Over 600 completely average people joined us for Imagine last weekend. We joined together because we believe that the gospel of Jesus Christ is that He came to seek and to save sinners just like us. We also believe that the whole of the Gospel is much more radical: it invites us to live as a disciple of the One who fed the hungry, clothed the naked, welcomed children, and spent time with those society deemed unworthy and outcasts.

 

This past weekend, over 600 ordinary followers of Jesus joined together to learn how to better seek justice, love mercy, and walk humbly with our God (Micah 6:8). We recognized the fears that often paralyze us, and we leaned into the truths from Scripture: that the same way our Savior walked right into the “Samarias” of His world, we are called to the “Samarias” of ours…the places others would rather avoid: the streets, the group home, the orphanage, the prison, the abortion clinic, the rehab center, and the strip club. He walked in, bent down, and looked people right in the eye because relationships transform. He not only calls us to follow Him, but equips us as we do.

 

“Imagine made me realize that my fear of stepping out is normal, and reminded me that God can use anyone.”

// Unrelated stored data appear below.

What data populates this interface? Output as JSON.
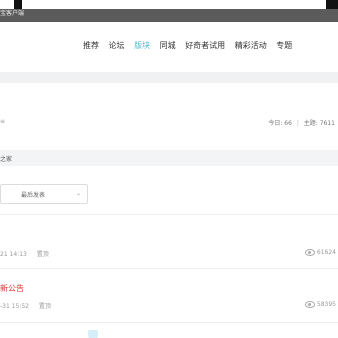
{
  "topbar": {
    "title": "宝客户端"
  },
  "nav": {
    "items": [
      {
        "label": "推荐"
      },
      {
        "label": "论坛"
      },
      {
        "label": "版块",
        "active": true
      },
      {
        "label": "同城"
      },
      {
        "label": "好奇者试用"
      },
      {
        "label": "精彩活动"
      },
      {
        "label": "专题"
      }
    ]
  },
  "forum": {
    "mark": "≡",
    "today_label": "今日: 66",
    "sep": "|",
    "topics_label": "主题: 7611"
  },
  "section": {
    "title": "之家"
  },
  "sort": {
    "selected": "最后发表",
    "chevron": "⌄"
  },
  "threads": [
    {
      "title": "",
      "date": "21 14:13",
      "page": "置顶",
      "views": "61624"
    },
    {
      "title": "新公告",
      "date": "-31 15:52",
      "page": "置顶",
      "views": "58395"
    }
  ],
  "colors": {
    "accent": "#4fb7cf",
    "highlight": "#e0302b"
  }
}
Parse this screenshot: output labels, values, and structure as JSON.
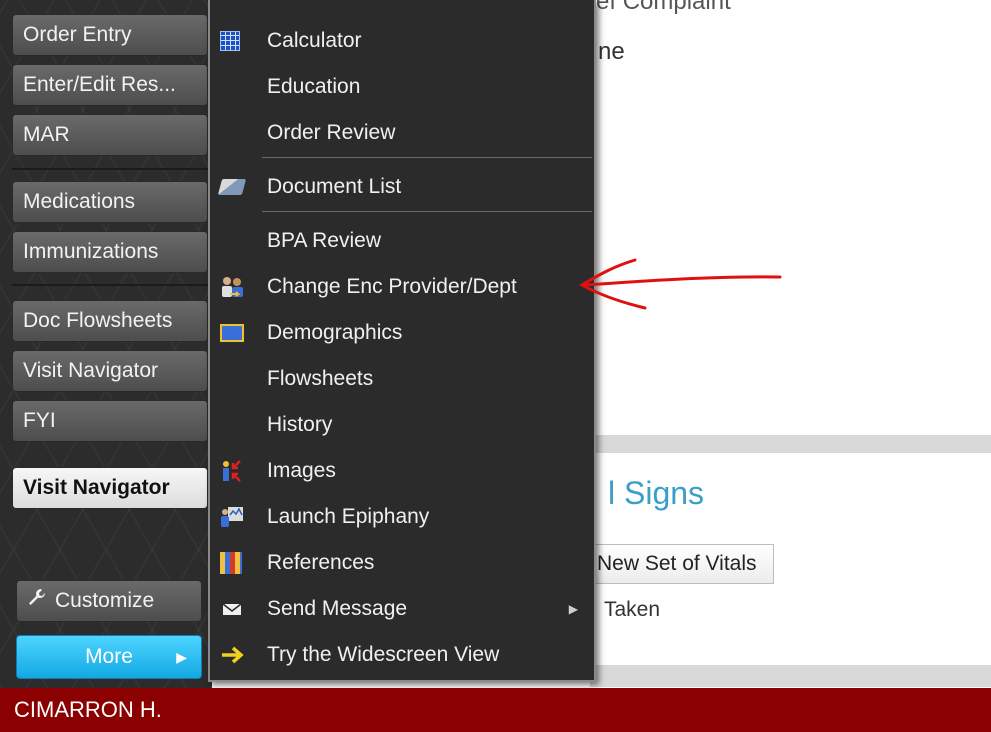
{
  "sidebar": {
    "items": [
      {
        "label": "Order Entry"
      },
      {
        "label": "Enter/Edit Res..."
      },
      {
        "label": "MAR"
      },
      {
        "label": "Medications"
      },
      {
        "label": "Immunizations"
      },
      {
        "label": "Doc Flowsheets"
      },
      {
        "label": "Visit Navigator"
      },
      {
        "label": "FYI"
      }
    ],
    "active_label": "Visit Navigator",
    "customize_label": "Customize",
    "more_label": "More"
  },
  "background": {
    "top_text_1": "Chief Complaint",
    "top_text_2": "ne",
    "vitals_title": "l Signs",
    "new_vitals_button": "New Set of Vitals",
    "taken_text": "Taken"
  },
  "menu": {
    "items": [
      {
        "label": "Calculator",
        "icon": "calculator-icon"
      },
      {
        "label": "Education",
        "icon": ""
      },
      {
        "label": "Order Review",
        "icon": ""
      },
      {
        "label": "Document List",
        "icon": "document-list-icon"
      },
      {
        "label": "BPA Review",
        "icon": ""
      },
      {
        "label": "Change Enc Provider/Dept",
        "icon": "change-provider-icon"
      },
      {
        "label": "Demographics",
        "icon": "demographics-icon"
      },
      {
        "label": "Flowsheets",
        "icon": ""
      },
      {
        "label": "History",
        "icon": ""
      },
      {
        "label": "Images",
        "icon": "images-icon"
      },
      {
        "label": "Launch Epiphany",
        "icon": "epiphany-icon"
      },
      {
        "label": "References",
        "icon": "references-icon"
      },
      {
        "label": "Send Message",
        "icon": "envelope-icon"
      },
      {
        "label": "Try the Widescreen View",
        "icon": "arrow-right-icon"
      }
    ]
  },
  "status_bar": {
    "user": "CIMARRON H."
  },
  "colors": {
    "status_bar": "#8b0000",
    "more_button": "#12a8e4",
    "annotation": "#e01010",
    "vitals_title": "#3a9fc8"
  }
}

“Some moments my heart was breaking and at the same time my fears are lessening. Opening my mind to what it means to truly love others as God loves us!”

“It gave me further conviction to open up to more possibilities that previously scared me.”

 

Throughout the weekend together we considered the idea of “What’s my one?” Our God is an intentional God seeking out the one lost sheep, the one lost coin, and the prodigal son (Luke 15). He has designed and equipped each of us with a different, yet complementary role to play in living out the Gospel (Romans 12:3-6). As each attendee prayerfully considers, “What’s my one?”, together we are able to make an impact in our world.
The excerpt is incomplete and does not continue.